事情的最后,绝不是瓜农种了一地生瓜的后悔

今日是十月的最后一天。日子总是这样可怕的,每天从撕历上跳下来,然后,把自己交给时钟的秒针奔向告别后的新一天。日子仿佛永没有开始,也没有结束的起转承合。人类就像被切割的碎片,置于其中而不知不觉。
一天送孩子的早上,我给孩子讲,奥运福娃的设计者韩美林大师,早年WG时期,被人押着走了两天。在看守人就餐的当儿,为他松了一只手。他看着一位母亲给只吃馅而不吃皮的孩子喂包子,饥肠辘辘的滋味可想而知。
可他不是别人,他是被人瞧不起的“有问题的人”。路人有围观的,有用脚踢他的,还有用唾液吐他的。他非但全然忘记了这些侮辱,还本能的拾起丢在地上的五个包子皮吃了。
后来,他告诉人们,他是一个时间的“穷人”(人生几乎五十年因社会变迁而荒废),然而他却是被曾经受过那些侮辱激励的“富人”。
时间如此可贵,在十月里,我也只交出一篇文章的答卷。我虽无艺术家韩美林先生的身经百挫,也只是凡人一般平凡的活着。我所关注的,我所操心的,也就只能是开门七件事:柴米油盐酱醋茶了。
最近有位瓜农向我哭诉了他今年收成是一地生瓜的委屈。事情是从几年前认识的一位亲若兄弟的朋友开始,今年为他买了够种几亩西瓜自留地的种子。这种子说假,不假,都能出苗结瓜;说真,可就有些难了。

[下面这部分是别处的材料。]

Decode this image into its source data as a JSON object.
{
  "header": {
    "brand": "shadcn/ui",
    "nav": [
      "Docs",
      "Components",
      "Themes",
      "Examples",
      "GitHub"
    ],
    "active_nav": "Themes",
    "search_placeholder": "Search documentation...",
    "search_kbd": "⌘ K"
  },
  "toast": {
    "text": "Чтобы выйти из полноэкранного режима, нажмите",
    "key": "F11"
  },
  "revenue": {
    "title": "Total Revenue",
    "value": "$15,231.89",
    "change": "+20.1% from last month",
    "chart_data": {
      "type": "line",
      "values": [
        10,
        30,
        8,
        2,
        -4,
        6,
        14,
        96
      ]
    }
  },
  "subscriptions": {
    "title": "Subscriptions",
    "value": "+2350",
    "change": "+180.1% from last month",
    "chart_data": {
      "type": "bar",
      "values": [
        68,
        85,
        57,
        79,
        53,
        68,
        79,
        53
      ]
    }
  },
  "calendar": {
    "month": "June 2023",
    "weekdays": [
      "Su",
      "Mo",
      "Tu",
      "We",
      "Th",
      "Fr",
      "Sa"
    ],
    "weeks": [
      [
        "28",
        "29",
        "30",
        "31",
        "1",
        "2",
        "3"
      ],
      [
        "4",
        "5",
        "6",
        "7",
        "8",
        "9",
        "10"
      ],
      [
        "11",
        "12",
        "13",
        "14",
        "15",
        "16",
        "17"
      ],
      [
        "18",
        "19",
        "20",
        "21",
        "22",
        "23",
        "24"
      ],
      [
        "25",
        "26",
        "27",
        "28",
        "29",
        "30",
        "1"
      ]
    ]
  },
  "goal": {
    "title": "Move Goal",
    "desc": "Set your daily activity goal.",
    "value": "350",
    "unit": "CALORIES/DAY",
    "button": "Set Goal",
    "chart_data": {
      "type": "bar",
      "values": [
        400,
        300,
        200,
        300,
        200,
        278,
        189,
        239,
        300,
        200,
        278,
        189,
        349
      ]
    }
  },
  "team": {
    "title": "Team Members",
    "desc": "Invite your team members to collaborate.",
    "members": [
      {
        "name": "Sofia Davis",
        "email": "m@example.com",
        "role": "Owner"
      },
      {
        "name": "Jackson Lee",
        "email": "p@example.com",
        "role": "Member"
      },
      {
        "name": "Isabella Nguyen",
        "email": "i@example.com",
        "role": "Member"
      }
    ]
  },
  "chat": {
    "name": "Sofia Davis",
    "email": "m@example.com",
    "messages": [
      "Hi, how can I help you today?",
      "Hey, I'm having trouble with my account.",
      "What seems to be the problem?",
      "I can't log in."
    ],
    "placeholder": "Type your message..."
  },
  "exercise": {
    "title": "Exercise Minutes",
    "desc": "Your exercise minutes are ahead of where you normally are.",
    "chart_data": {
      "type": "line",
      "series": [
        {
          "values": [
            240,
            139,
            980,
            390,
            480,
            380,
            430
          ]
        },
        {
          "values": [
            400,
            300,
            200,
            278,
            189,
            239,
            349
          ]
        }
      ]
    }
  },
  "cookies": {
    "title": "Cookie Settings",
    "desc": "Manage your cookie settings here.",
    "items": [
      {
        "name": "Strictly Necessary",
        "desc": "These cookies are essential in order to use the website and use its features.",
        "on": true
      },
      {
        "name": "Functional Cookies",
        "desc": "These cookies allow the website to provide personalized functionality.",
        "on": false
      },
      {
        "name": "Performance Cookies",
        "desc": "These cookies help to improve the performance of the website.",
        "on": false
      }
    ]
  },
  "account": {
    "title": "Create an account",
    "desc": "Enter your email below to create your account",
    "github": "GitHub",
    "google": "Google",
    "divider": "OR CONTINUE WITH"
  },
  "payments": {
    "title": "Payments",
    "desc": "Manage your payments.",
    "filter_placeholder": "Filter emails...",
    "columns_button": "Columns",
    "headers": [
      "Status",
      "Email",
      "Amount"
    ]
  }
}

这种子据说来自一个丁克岛,上面居住的人群都是丁克家族,吃的喝的用的,都是丁克物种。说白了,都不繁衍后代那种。各自在各自的所谓“文明”里心知肚明。这是当地的时尚,也是当地的时风。
不幸的是,我身边的瓜农。他生活在穷乡僻壤,落后一隅,完全不谙世事。看到他的事,大家也都丁克岛上的人们似的,彼此都知道那瓜熟不了,那瓜只是有而无实。然而,大家都一片好好,一派规矩,没有人去敲,去证明瓜是生是熟。
待到疯子一样的人闯进地里,像小孩指出皇帝什么也没穿的时候,人们异口同声,且十分新鲜地指着瓜农地里的瓜:“生的,生的啊!”瓜似被人们判刑般委屈道:“我不是今天这样,大家也都这样!”
被人称“生”的瓜,我的瓜农朋友,背着一样委屈的命运。不同的是,瓜被瓜混了,瓜农被朋友涮了。人们呢,没有为瓜农断他跟朋友谁是谁非的事。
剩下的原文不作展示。